We only have detailed national accounts data for the first half of the year. Despite the distortions created by the multi-national sector, the underlying picture is good. In the first 6 months, gross domestic product (GDP) expanded 5.5% and gross national product (GNP) expanded by 2.6%. Consumer spending on goods and services increased by 1.7%; investment expanded by 3.1%; exports of goods & services expanded by 3.2%; and imports of goods & services declined by 1.9%.

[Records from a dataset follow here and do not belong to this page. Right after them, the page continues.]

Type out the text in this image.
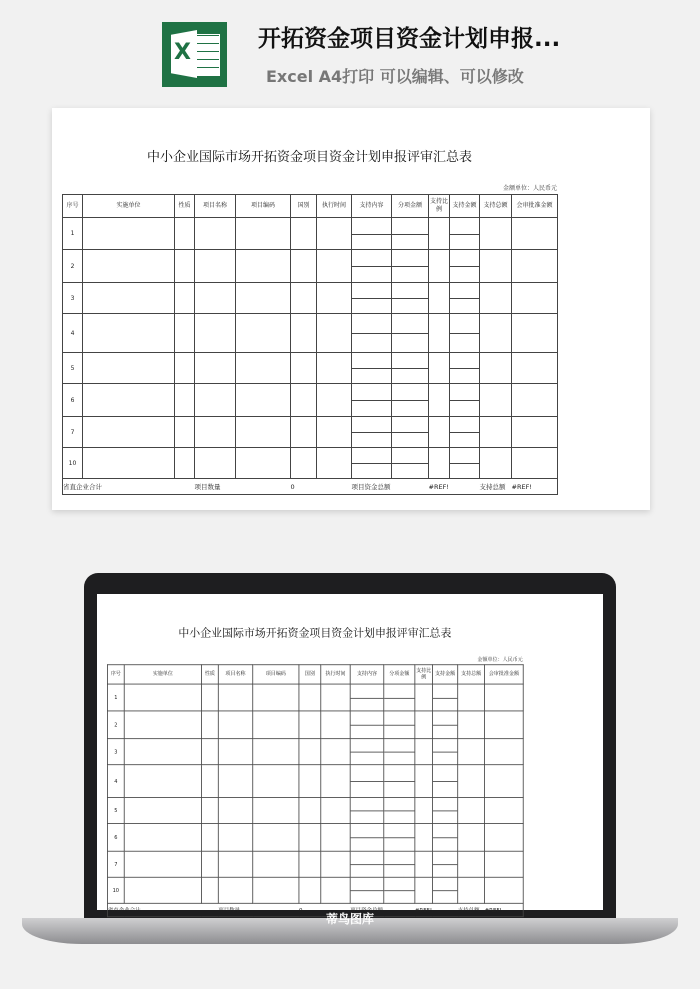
X
开拓资金项目资金计划申报...
Excel A4打印 可以编辑、可以修改
中小企业国际市场开拓资金项目资金计划申报评审汇总表
金额单位：人民币元
序号	实施单位	性质	项目名称	项目编码	国别	执行时间	支持内容	分项金额	支持比例	支持金额	支持总额	会审批准金额
1												
2												
3												
4												
5												
6												
7												
10												
省直企业合计			项目数量		0		项目资金总额		#REF!		支持总额	#REF!
中小企业国际市场开拓资金项目资金计划申报评审汇总表
金额单位：人民币元
序号	实施单位	性质	项目名称	项目编码	国别	执行时间	支持内容	分项金额	支持比例	支持金额	支持总额	会审批准金额
1												
2												
3												
4												
5												
6												
7												
10												
省直企业合计			项目数量		0		项目资金总额		#REF!		支持总额	#REF!
蒂鸟图库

The following is a synopsis of the most up to date data:
- In the first 8 months of the year, the value of retail sales increased by 1% and volume of sales increased by 3.3%. However, weak new car sales have distorted these figures. When car sales are excluded, the value of retail sales increased by 3.6% and the volume of sales by 6.6%. The persistent gap between the value and volume metrics is indicative of a consumer sector that is still resistant to higher prices, but the trend in retail spending continues to improve;
- New car sales declined by just over 10% in the first 9 months of the year. Sterling weakness and high motor-related taxes are leading to a surge in imports of second hand cars from the UK, and these imports are undermining new car sales;
- The labour market is performing very strongly. Employment increased by 48,100 or 2.4% in the year to the end of June 2017. Employment in the second quarter stood at 2.063 million. The sectoral breakdown of employment growth is strong. The overall increase in employment was made up of a very strong increase of 77,800 or 5% in full-time employment and a decline of 29,700 (-6.7%) in part-time employment. The latter changes are really indicative of the strength of the overall labour market and the improving confidence of the business community;
- The unemployment rate stood at 6.1% of the labour force in September, down from 15.2% in 2012. The seasonally adjusted number of people unemployed stood at 133,200 in August and has declined by 63,600 over the past two years;
- The export sector of the economy is performing strongly. In the first seven months of the year, the value of merchandise exports was 6.7% ahead of the same period in 2016. Exports of food and live animals increased by 15.9%. Somewhat surprisingly given the weakness of sterling, exports to the UK increased by 12.6%. It is probably the case that Irish exporters to the UK are using price to maintain competitiveness in the face of very adverse exchange rate movements. This would have negative implications for business margins and would not be a sustainable situation for business in the longer-run;
- The tourism performance continues to be very strong. In the first eight months of the year, the number of overseas visitors to Ireland was 2.5% ahead of the same period in 2016. However, visitor numbers from Great Britain were 7.1% lower. Visitors from Great Britain accounted for 37% of total overseas visitors to Ireland in the first eight months of 2017. This is down from 41% in 2016. Sterling weakness is pressurising this market; and
- Consumer confidence was at an 18-month high in September.
Budget 2018 – The Economic and Financial Assumptions
The success or failure of any budget in terms of its fiscal targets is heavily dependent on how the real economy performs.
Table 1 provides a summary of the economic outlook according to the Department of Finance following the changes announced in Budget 2018.
GDP growth is expected to average 3.5% per annum between 2017 and 2020.